• Media type: E-Article
  • Title: Status, Risk, and Receptivity to Innovations in Complex Organizations: A Study of the Responses of Four Groups of Educators to the Proposed Introduction of Sex Education in Elementary School
  • Contributor: Giacquinta, Joseph B.
  • Published: American Sociological Association, 1975
  • Published in: Sociology of Education, 48 (1975) 1, Seite 38-58
  • Language: English
  • ISSN: 0038-0407; 1939-8573
  • Origination:
  • Footnote:
  • Description: The author maintains that the literature on receptivity to organizational innovation erroneously assumes people to be generally unreceptive to change and is misguided in its emphasis on the atheoretical measurement of receptivity correlates. In contrast, he reports hypothesis-testing research using data from a survey of the responses of a select group of public school educators to the proposed introduction of sex education in elementary schools.
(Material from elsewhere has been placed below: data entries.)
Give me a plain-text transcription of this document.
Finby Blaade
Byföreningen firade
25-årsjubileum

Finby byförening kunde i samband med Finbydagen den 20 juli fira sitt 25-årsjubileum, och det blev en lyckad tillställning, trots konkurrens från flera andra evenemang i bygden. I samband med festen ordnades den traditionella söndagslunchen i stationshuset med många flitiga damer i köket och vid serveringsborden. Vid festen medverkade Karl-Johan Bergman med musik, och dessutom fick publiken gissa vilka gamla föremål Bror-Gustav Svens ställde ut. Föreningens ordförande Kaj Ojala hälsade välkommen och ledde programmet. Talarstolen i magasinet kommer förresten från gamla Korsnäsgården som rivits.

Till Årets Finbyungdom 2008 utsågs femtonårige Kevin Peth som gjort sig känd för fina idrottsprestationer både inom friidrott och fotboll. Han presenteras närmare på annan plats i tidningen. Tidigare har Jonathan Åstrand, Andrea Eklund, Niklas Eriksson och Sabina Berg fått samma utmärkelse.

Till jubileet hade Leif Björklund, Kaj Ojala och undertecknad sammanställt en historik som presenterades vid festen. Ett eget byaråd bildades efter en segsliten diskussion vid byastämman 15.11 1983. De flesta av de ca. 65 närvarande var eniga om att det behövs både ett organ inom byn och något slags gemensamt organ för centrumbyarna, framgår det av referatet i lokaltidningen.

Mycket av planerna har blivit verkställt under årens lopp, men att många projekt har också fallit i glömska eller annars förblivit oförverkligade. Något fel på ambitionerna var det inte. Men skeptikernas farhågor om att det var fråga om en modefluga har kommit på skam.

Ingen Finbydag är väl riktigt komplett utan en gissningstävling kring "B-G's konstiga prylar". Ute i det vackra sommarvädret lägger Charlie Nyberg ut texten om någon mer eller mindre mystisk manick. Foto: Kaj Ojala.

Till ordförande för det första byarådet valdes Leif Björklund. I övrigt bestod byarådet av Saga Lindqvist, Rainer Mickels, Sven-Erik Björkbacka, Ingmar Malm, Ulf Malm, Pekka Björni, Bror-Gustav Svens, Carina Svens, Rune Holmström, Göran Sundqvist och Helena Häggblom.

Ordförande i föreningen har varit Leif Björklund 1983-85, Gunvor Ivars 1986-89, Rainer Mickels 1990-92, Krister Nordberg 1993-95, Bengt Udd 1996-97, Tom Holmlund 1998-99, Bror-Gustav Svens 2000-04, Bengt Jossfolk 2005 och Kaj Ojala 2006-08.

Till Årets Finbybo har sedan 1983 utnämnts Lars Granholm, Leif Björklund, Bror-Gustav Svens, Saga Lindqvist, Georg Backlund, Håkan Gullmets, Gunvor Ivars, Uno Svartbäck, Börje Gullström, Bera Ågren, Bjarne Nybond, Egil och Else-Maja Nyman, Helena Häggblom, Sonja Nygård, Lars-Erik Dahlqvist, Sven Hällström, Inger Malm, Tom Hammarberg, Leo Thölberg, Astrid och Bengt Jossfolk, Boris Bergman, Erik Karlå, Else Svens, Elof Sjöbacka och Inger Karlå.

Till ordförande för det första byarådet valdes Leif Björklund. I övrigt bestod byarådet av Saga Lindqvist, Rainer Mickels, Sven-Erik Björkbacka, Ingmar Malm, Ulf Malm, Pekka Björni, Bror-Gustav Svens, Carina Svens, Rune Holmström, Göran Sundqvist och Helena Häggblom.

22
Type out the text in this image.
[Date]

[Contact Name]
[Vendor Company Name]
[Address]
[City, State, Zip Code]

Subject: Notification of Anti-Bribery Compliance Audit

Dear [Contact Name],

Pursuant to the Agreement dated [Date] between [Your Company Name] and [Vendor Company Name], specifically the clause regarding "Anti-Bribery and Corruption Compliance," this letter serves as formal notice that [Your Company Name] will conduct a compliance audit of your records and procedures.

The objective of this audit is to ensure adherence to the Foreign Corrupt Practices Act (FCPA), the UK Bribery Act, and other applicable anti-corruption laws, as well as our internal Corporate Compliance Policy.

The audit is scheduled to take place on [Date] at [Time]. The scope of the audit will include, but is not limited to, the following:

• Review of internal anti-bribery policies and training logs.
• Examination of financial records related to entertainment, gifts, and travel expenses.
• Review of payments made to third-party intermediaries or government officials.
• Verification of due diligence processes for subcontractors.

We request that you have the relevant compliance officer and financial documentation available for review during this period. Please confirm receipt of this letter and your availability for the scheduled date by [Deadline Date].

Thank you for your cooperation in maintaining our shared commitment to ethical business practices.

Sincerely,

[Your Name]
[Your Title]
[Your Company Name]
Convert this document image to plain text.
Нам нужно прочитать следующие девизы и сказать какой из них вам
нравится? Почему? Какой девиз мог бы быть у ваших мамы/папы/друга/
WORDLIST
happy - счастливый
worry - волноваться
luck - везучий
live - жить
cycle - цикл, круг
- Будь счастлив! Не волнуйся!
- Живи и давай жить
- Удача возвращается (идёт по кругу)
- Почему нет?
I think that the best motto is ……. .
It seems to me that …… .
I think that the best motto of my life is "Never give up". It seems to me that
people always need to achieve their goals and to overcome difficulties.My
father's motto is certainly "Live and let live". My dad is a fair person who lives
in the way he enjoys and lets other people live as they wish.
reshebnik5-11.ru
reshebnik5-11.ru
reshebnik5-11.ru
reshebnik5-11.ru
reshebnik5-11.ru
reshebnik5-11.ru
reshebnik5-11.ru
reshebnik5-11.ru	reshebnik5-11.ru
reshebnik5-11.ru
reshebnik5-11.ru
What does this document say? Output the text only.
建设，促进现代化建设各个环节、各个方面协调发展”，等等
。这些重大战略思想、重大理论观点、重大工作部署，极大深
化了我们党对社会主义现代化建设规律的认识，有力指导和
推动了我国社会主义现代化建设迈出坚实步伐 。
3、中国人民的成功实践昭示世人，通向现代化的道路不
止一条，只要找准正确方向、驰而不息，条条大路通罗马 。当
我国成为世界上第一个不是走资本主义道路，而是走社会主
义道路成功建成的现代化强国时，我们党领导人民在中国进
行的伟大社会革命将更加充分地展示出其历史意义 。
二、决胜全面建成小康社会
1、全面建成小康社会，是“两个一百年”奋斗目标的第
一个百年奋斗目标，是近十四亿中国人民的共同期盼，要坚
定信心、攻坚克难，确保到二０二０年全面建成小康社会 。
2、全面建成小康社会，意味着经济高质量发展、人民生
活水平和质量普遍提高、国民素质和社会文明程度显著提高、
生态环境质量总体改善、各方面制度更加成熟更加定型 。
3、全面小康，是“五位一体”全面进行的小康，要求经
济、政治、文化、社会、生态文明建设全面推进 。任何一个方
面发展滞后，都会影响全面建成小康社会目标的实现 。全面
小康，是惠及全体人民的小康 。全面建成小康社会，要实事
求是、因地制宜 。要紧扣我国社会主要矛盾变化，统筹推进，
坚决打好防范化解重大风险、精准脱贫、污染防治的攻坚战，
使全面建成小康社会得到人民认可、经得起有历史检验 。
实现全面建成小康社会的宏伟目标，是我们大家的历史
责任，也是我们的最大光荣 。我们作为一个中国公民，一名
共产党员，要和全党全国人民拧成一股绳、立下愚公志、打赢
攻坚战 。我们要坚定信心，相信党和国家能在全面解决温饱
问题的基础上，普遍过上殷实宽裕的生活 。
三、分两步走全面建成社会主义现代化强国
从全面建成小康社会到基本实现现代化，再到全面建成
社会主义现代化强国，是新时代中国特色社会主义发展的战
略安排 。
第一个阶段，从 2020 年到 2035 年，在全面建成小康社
Variations in receptivity were demonstrated to be associated with variations in organizational status rather than with personality or demographic characteristics. From highly unreceptive to highly receptive, the order of the groups according to status was, as predicted: board members, administrators, classroom teachers, sex education specialists. Moreover, paralleling these group differences in receptivity were, as expected, significant differences in the groups' risk levels which they perceived the introduction of sex education would create for them in their status. These results support the proposition that fundamental structural factors--organizational status and status risk--outweigh psychological or demographic conditions in explaining the phenomenon of receptivity to organizational change. Additional ways of testing this theoretical orientation in schools and other settings are suggested.